Quali investimenti finanzia
Sono agevolabili gli interventi facenti parte del programma avviati dopo la presentazione della domanda. In questo caso, però, il bando Green Tour distingue due tipi di interventi, ovvero:
- i “trainanti“, che sono quelli destinati al miglioramento dell’efficienza energetica delle strutture turistiche oppure alla produzione di energia da fonti rinnovabili e che devono costituire almeno il 51% della spesa ammissibile;
- e i “trainati“, che affiancano i primi e sono collegati alla digitalizzazione dell’ecosistema turistico e delle filiere.
Nel primo gruppo rientrano:
- la coibentazione degli edifici e delle reti di distribuzione;
- la sostituzione di serramenti e superfici vetrate;
- la sostituzione di impianti esistenti con sistemi più efficienti;
- la realizzazione di pareti ventilate;
- la riqualificazione energetica di piscine, strutture termali e aree wellness;
- l’installazione di impianti fotovoltaici, solari termici, impianti geotermici, pompe di calore e sistemi di accumulo Bess.
Del secondo gruppo invece fanno parte:
- sistemi di automazione;
- tecnologie per il monitoraggio dei consumi;
- strumenti di misurazione intelligente;
- soluzioni finalizzate a rendere più efficace la gestione energetica della struttura;
- investimenti legati ai criteri ESG, cioè agli aspetti ambientali, sociali e di governance, oltre ad altri interventi accessori e, a determinate condizioni, anche servizi di consulenza.
Come presentare domanda entro il 30 settembre
La domanda deve essere presentata online attraverso la piattaforma di Invitalia, soggetto gestore della misura.
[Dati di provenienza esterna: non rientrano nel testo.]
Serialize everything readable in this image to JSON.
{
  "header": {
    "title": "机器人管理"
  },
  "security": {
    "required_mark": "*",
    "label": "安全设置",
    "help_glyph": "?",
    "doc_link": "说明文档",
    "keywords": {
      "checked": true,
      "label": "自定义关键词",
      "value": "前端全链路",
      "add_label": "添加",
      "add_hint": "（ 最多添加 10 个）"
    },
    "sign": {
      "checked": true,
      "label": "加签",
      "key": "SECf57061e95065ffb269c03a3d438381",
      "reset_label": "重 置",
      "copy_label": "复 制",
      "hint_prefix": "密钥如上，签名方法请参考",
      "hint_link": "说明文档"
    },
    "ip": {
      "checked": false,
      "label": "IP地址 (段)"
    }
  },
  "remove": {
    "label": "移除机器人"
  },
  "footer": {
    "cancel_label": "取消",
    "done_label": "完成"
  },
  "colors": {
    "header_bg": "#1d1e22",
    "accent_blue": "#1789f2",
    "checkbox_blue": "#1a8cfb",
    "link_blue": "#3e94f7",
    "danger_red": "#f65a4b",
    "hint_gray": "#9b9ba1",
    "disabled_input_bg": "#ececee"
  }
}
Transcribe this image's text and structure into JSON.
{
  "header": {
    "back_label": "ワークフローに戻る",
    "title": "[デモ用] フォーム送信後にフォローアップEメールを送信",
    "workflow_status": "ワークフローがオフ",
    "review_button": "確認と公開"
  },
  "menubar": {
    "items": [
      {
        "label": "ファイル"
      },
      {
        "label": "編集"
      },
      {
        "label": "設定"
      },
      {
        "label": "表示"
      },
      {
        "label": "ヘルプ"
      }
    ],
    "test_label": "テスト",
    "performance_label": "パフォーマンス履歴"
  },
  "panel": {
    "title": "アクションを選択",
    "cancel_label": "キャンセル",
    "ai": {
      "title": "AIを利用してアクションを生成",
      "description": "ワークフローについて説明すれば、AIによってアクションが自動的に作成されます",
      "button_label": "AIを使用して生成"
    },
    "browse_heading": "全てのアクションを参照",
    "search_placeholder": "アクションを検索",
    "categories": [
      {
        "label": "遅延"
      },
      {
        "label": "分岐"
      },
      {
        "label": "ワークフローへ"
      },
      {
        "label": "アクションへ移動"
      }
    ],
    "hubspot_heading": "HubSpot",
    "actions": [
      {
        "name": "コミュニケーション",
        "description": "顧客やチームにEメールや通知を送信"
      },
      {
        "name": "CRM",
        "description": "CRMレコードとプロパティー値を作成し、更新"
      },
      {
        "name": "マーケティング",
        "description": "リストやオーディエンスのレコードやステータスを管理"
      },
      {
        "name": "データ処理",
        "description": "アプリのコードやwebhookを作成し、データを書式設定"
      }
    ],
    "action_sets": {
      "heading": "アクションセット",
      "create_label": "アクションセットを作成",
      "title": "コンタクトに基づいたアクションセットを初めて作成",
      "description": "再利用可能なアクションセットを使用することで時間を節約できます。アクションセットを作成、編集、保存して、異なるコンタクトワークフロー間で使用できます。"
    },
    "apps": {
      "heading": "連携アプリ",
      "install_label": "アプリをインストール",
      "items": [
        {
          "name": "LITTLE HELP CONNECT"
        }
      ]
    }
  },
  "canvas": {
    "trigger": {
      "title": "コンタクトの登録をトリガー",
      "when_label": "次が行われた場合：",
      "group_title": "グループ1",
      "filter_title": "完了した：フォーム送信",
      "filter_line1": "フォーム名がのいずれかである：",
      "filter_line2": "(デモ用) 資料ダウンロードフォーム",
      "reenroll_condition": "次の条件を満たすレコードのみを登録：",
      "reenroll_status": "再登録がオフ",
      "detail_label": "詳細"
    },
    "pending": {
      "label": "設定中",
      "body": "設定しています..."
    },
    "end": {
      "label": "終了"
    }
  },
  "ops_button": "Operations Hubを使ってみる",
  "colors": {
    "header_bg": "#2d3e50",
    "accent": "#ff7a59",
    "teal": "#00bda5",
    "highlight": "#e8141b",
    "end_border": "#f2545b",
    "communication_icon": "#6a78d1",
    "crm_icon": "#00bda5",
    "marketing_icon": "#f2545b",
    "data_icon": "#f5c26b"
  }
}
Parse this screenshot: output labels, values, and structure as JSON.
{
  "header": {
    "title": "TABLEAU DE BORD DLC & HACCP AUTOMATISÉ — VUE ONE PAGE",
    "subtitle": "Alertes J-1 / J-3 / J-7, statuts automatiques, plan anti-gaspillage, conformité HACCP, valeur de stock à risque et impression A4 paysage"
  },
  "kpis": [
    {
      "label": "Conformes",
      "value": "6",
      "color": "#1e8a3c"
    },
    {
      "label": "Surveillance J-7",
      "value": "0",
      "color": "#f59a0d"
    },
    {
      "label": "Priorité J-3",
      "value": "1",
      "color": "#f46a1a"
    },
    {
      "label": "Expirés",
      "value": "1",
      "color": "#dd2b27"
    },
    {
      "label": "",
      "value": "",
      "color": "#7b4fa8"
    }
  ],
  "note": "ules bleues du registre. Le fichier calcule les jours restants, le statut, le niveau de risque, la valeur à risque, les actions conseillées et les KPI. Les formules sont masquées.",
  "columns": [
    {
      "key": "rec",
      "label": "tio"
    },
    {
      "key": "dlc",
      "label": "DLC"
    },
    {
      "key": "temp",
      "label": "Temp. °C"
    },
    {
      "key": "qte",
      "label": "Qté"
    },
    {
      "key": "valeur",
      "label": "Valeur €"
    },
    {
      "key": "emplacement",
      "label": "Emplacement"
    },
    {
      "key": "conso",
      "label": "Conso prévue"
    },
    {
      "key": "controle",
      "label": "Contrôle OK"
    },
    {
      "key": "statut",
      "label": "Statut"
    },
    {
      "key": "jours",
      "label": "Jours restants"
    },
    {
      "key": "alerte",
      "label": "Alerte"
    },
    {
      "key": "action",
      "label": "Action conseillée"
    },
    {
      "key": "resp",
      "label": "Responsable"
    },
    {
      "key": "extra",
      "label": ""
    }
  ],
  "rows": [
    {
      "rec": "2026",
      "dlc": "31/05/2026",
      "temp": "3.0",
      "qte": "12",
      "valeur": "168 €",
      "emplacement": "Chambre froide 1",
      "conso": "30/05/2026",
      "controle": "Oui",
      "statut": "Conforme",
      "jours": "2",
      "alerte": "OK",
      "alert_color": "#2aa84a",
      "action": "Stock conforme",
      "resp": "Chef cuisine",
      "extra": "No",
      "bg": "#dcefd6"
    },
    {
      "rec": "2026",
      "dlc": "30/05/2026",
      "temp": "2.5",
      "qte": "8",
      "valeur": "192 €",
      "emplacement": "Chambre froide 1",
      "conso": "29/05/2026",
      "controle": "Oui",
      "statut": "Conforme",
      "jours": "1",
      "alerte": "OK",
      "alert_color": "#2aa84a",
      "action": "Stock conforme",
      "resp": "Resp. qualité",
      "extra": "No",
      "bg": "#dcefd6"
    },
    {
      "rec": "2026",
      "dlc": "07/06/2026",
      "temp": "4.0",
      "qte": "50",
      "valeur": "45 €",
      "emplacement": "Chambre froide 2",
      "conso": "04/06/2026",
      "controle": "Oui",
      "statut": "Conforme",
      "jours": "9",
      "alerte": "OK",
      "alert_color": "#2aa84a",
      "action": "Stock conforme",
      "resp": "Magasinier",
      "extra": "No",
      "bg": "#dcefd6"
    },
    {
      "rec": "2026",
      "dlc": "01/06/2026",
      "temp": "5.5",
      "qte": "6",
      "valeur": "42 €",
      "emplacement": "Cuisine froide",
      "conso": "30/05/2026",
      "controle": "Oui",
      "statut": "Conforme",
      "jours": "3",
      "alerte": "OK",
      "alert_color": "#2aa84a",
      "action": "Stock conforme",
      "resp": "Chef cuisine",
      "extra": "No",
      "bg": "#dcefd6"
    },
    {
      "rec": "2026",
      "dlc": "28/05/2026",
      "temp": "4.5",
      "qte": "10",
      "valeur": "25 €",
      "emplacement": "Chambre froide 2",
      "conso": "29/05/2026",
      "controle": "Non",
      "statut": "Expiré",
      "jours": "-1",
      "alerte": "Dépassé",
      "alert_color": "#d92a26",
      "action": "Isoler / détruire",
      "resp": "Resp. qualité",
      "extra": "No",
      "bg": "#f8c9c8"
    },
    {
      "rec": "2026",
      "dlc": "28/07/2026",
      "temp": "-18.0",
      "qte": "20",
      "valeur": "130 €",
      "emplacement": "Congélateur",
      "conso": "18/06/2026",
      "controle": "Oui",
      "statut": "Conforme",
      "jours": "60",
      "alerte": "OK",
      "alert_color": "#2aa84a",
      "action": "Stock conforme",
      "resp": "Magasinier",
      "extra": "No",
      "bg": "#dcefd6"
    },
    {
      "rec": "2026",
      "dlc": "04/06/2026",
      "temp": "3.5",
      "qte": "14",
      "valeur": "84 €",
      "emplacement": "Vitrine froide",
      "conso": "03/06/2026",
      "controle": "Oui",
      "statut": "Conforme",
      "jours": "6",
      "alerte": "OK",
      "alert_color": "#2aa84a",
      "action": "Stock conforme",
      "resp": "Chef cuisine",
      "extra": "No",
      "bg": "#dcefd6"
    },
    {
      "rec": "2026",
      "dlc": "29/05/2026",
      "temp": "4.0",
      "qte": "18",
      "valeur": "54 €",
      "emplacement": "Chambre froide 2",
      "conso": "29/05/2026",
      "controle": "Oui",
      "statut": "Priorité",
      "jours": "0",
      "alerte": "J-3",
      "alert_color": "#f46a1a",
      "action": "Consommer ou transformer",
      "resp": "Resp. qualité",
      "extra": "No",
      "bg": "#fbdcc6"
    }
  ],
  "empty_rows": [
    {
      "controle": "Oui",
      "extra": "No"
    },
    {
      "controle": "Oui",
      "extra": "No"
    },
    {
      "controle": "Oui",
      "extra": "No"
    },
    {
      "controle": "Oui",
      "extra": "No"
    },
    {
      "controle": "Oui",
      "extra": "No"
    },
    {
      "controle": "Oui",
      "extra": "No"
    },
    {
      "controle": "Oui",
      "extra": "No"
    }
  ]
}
Lo sportello, dopo la proroga, resterà aperto fino alle ore 17 del 30 settembre 2026.
Alla richiesta vanno allegati:
- il piano d’impresa;
- le dichiarazioni sui requisiti generali, sulla dimensione dell’impresa, sul cumulo degli aiuti e sulle competenze;
- la documentazione relativa alle maggiorazioni, all’antimafia, al titolare effettivo e agli aspetti finanziari.
Sono previsti inoltre format specifici (messi a disposizione e scaricabili sul sito del ministero) per:
- la lettera bancaria;
- la disponibilità dei soci;
- le schede tecniche relative ai programmi di investimento.
Graduatoria
La semplice presentazione della domanda non garantisce l’accesso alle agevolazioni, poiché il bando prevede una procedura valutativa. Le imprese vengono inizialmente collocate in graduatoria sulla base dei punteggi attribuiti secondo i criteri previsti dall’avviso. Successivamente viene svolta l’istruttoria di merito.
Una volta conclusa questa fase, gli investimenti devono essere conclusi entro 18 mesi dalla data di concessione delle agevolazioni e, in ogni caso, non oltre il 30 settembre 2028.